Is lip smacking in cats a cause for concern?
Lip smacking alone is not always a cause for immediate concern. However, if you notice excessive or persistent lip smacking, along with other signs such as drooling, loss of appetite, or changes in behavior, it may indicate an underlying health problem. In such cases, it is advisable to consult a veterinarian for a thorough examination and appropriate guidance.
Are there any behavioral reasons behind lip smacking in cats?
Lip smacking can sometimes be a behavioral response in cats. It may occur during grooming sessions, especially after eating or drinking, as cats clean their lips and whiskers. Lip smacking can also manifest in situations where cats feel anxious, stressed, or overstimulated. Identifying the triggers and providing a calm and enriching environment can help address behavioral lip smacking.
Are there any home remedies to alleviate lip smacking in cats?
Home remedies may not directly address the underlying cause of lip smacking, but there are steps you can take to promote oral health and reduce potential discomfort. These include providing a balanced diet, regular brushing of your cat’s teeth, using dental treats or toys, and maintaining a stress-free environment. However, it’s important to consult with a veterinarian for a proper diagnosis and guidance for your specific cat’s needs.
Can medications help with cat lip smacking?
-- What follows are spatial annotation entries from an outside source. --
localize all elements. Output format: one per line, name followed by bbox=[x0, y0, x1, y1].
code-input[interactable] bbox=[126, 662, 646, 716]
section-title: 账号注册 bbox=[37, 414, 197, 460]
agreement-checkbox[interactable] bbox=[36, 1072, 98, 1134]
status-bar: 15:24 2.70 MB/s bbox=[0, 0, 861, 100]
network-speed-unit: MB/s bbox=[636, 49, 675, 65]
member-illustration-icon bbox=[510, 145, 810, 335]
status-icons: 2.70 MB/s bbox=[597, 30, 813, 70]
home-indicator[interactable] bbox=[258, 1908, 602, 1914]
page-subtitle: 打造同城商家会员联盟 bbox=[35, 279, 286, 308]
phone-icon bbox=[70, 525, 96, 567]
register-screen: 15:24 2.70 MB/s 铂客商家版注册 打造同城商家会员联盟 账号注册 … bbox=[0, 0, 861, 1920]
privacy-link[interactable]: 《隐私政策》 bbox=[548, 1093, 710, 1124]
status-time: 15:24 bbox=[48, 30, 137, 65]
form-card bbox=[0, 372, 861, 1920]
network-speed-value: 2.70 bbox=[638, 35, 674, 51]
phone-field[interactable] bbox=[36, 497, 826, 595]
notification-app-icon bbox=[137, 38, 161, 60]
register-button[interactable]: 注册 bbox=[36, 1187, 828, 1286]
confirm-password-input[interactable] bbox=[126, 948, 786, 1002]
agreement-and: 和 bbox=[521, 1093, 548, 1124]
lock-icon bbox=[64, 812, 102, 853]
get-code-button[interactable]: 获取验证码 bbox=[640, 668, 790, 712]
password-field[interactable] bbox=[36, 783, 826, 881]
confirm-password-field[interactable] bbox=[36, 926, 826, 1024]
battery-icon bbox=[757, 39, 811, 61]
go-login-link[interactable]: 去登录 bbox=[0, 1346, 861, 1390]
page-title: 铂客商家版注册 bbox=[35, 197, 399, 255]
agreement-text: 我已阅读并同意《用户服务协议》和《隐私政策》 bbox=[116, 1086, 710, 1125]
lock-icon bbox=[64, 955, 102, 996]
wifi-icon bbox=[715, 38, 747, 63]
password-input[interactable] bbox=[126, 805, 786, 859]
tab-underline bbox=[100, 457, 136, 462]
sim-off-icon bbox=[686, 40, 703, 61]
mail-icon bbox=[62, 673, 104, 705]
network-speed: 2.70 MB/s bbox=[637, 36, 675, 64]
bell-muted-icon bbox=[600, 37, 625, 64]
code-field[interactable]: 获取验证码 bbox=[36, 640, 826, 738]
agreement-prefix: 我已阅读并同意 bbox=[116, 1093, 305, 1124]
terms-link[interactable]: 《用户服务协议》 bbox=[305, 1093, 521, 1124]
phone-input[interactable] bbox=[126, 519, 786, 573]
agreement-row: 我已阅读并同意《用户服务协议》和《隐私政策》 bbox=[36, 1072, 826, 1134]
Medications can play a role in managing lip smacking in cats, particularly if it is linked to anxiety, stress, or underlying health conditions. Only a qualified veterinarian can prescribe medications based on a thorough evaluation of your cat’s health and behavior. It’s essential to follow professional guidance and never administer medications without veterinary advice.
Well, That’s a Wrap
Lip smacking is a common behavior among cats that can have various meanings and causes. Sometimes, it is a normal and natural part of their communication and behavior. Other times, it can indicate a problem, such as a dental issue, a digestive disorder, or a psychological distress.
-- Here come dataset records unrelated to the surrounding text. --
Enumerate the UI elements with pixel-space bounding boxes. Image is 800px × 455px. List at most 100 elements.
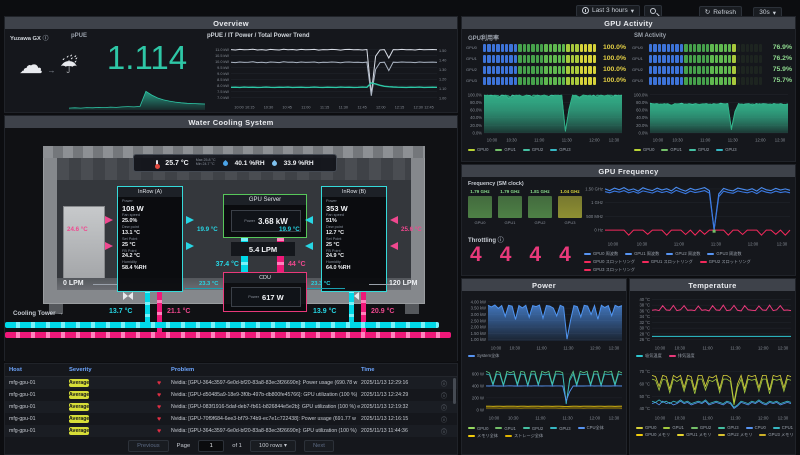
legend-item[interactable]: GPU1 [495, 147, 515, 152]
table-scrollbar[interactable] [453, 378, 456, 404]
legend-item[interactable]: GPU2 [691, 425, 711, 430]
svg-text:1.30: 1.30 [439, 68, 446, 72]
legend-item[interactable]: GPU0 [468, 147, 488, 152]
previous-page-button[interactable]: Previous [128, 440, 169, 452]
legend-item[interactable]: GPU0 スロットリング [584, 259, 635, 265]
readout-value: 25.0% [122, 218, 178, 225]
legend-item[interactable]: GPU1 メモリ [677, 432, 711, 438]
legend-item[interactable]: 吸気温度 [636, 353, 662, 359]
legend-item[interactable]: GPU2 スロットリング [700, 259, 751, 265]
svg-text:50 °C: 50 °C [639, 394, 650, 399]
legend-item[interactable]: CPU全体 [578, 425, 604, 431]
legend-item[interactable]: GPU1 スロットリング [642, 259, 693, 265]
alert-problem[interactable]: Nvidia: [GPU-d50485a9-18e9-3f0b-497b-db8… [171, 392, 361, 398]
legend-item[interactable]: GPU3 メモリ [759, 432, 793, 438]
connector-line [93, 284, 117, 285]
legend-item[interactable]: GPU0 メモリ [636, 432, 670, 438]
legend-item[interactable]: GPU3 [716, 147, 736, 152]
info-icon[interactable]: ⓘ [441, 415, 453, 424]
info-icon[interactable]: ⓘ [441, 391, 453, 400]
col-time[interactable]: Time [361, 367, 441, 373]
legend-item[interactable]: GPU2 [523, 147, 543, 152]
overview-panel-title[interactable]: Overview [5, 17, 457, 29]
svg-text:12:00: 12:00 [590, 416, 601, 421]
legend-item[interactable]: GPU3 [550, 147, 570, 152]
table-row[interactable]: mfg-gpu-01Average♥Nvidia: [GPU-083f1916-… [5, 401, 457, 413]
legend-item[interactable]: GPU2 [689, 147, 709, 152]
alert-host[interactable]: mfg-gpu-01 [9, 392, 69, 398]
alert-host[interactable]: mfg-gpu-01 [9, 416, 69, 422]
power-trend-chart[interactable]: 11.0 kW10.5 kW10.0 kW9.5 kW9.0 kW8.5 kW8… [205, 43, 455, 110]
legend-item[interactable]: GPU3 周波数 [707, 251, 741, 257]
throttle-count: 4 [500, 243, 512, 267]
inrow-b-title: InRow (B) [322, 187, 386, 197]
alert-host[interactable]: mfg-gpu-01 [9, 380, 69, 386]
legend-item[interactable]: GPU2 周波数 [666, 251, 700, 257]
info-icon[interactable]: ⓘ [43, 36, 49, 42]
alert-problem[interactable]: Nvidia: [GPU-70f9f684-6ee3-bf79-74b9-ec7… [171, 416, 361, 422]
gauge-label: GPU1 [466, 56, 483, 61]
info-icon[interactable]: ⓘ [441, 403, 453, 412]
legend-item[interactable]: System全体 [468, 353, 499, 359]
col-host[interactable]: Host [9, 367, 69, 373]
readout-value: 51% [326, 218, 382, 225]
legend-item[interactable]: CPU1 [773, 425, 793, 430]
component-temperature-chart[interactable]: 70 °C60 °C50 °C40 °C10:0010:3011:0011:30… [632, 365, 795, 421]
svg-text:12:00: 12:00 [589, 138, 600, 143]
legend-item[interactable]: GPU3 [718, 425, 738, 430]
next-page-button[interactable]: Next [304, 440, 334, 452]
alert-time: 2025/11/13 12:29:16 [361, 380, 441, 386]
alert-host[interactable]: mfg-gpu-01 [9, 428, 69, 434]
gpu-activity-title[interactable]: GPU Activity [462, 17, 795, 29]
power-panel-title[interactable]: Power [462, 279, 626, 291]
legend-item[interactable]: GPU0 周波数 [584, 251, 618, 257]
cooling-panel-title[interactable]: Water Cooling System [5, 116, 457, 128]
alert-problem[interactable]: Nvidia: [GPU-083f1916-5daf-deb7-fb61-b82… [171, 404, 361, 410]
svg-text:11:30: 11:30 [562, 138, 573, 143]
legend-item[interactable]: GPU2 [523, 426, 543, 431]
svg-text:1.50: 1.50 [439, 49, 446, 53]
info-icon[interactable]: ⓘ [441, 427, 453, 436]
gauge-value: 100.0% [596, 66, 626, 73]
table-row[interactable]: mfg-gpu-01Average♥Nvidia: [GPU-d50485a9-… [5, 389, 457, 401]
rows-per-page-select[interactable]: 100 rows ▾ [250, 440, 296, 452]
table-row[interactable]: mfg-gpu-01Average♥Nvidia: [GPU-70f9f684-… [5, 413, 457, 425]
svg-text:12:30: 12:30 [775, 138, 786, 143]
gpu-util-chart[interactable]: 100.0%80.0%60.0%40.0%20.0%0.0%10:0010:30… [464, 91, 626, 143]
table-row[interactable]: mfg-gpu-01Average♥Nvidia: [GPU-364c3597-… [5, 425, 457, 437]
legend-item[interactable]: GPU1 周波数 [625, 251, 659, 257]
system-power-chart[interactable]: 4.00 kW3.50 kW3.00 kW2.50 kW2.00 kW1.50 … [464, 295, 626, 351]
time-range-picker[interactable]: Last 3 hours▾ [576, 5, 640, 17]
alert-problem[interactable]: Nvidia: [GPU-364c3597-6e0d-bf20-83a8-83e… [171, 428, 361, 434]
info-icon[interactable]: ⓘ [441, 379, 453, 388]
legend-item[interactable]: GPU1 [661, 147, 681, 152]
legend-item[interactable]: GPU1 [663, 425, 683, 430]
legend-item[interactable]: 排気温度 [669, 353, 695, 359]
cdu-unit: CDU Power 617 W [223, 272, 307, 312]
legend-item[interactable]: GPU2 メモリ [718, 432, 752, 438]
alert-problem[interactable]: Nvidia: [GPU-364c3597-6e0d-bf20-83a8-83e… [171, 380, 361, 386]
table-row[interactable]: mfg-gpu-01Average♥Nvidia: [GPU-364c3597-… [5, 377, 457, 389]
legend-item[interactable]: CPU0 [746, 425, 766, 430]
svg-text:12:30: 12:30 [777, 242, 788, 247]
gpu-frequency-title[interactable]: GPU Frequency [462, 165, 795, 177]
sm-activity-chart[interactable]: 100.0%80.0%60.0%40.0%20.0%0.0%10:0010:30… [630, 91, 792, 143]
legend-item[interactable]: ストレージ全体 [505, 433, 543, 439]
util-gauges-title: GPU利用率 [468, 33, 499, 42]
legend-item[interactable]: メモリ全体 [468, 433, 498, 439]
temperature-panel-title[interactable]: Temperature [630, 279, 795, 291]
frequency-chart[interactable]: 1.50 GHz1 GHz500 MHz0 Hz10:0010:3011:001… [580, 181, 794, 247]
page-number-input[interactable]: 1 [198, 440, 224, 452]
legend-item[interactable]: GPU0 [636, 425, 656, 430]
legend-item[interactable]: GPU3 スロットリング [584, 267, 635, 273]
component-power-chart[interactable]: 600 W400 W200 W0 W10:0010:3011:0011:3012… [464, 365, 626, 421]
legend-item[interactable]: GPU0 [634, 147, 654, 152]
legend-item[interactable]: GPU1 [495, 426, 515, 431]
col-problem[interactable]: Problem [171, 367, 361, 373]
col-severity[interactable]: Severity [69, 367, 157, 373]
air-temperature-chart[interactable]: 40 °C38 °C36 °C34 °C32 °C30 °C28 °C26 °C… [632, 295, 795, 351]
legend-item[interactable]: GPU0 [468, 426, 488, 431]
svg-text:10:45: 10:45 [282, 106, 292, 110]
alert-host[interactable]: mfg-gpu-01 [9, 404, 69, 410]
legend-item[interactable]: GPU3 [550, 426, 570, 431]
By understanding your cat’s lip smacking, you can improve your bond with them and ensure their health and happiness. You can also prevent or reduce lip smacking in cats by providing them with the best care possible, such as regular dental check-ups and treatments, a balanced and high-quality diet, an enriched and stimulating environment, a safe and comfortable space, and products or remedies that may help with lip smacking.
If you notice any signs or symptoms that suggest that your cat’s lip smacking may be more than just a harmless habit, you should seek professional help immediately. Your vet can diagnose and treat the underlying cause of your cat’s lip smacking and help them recover.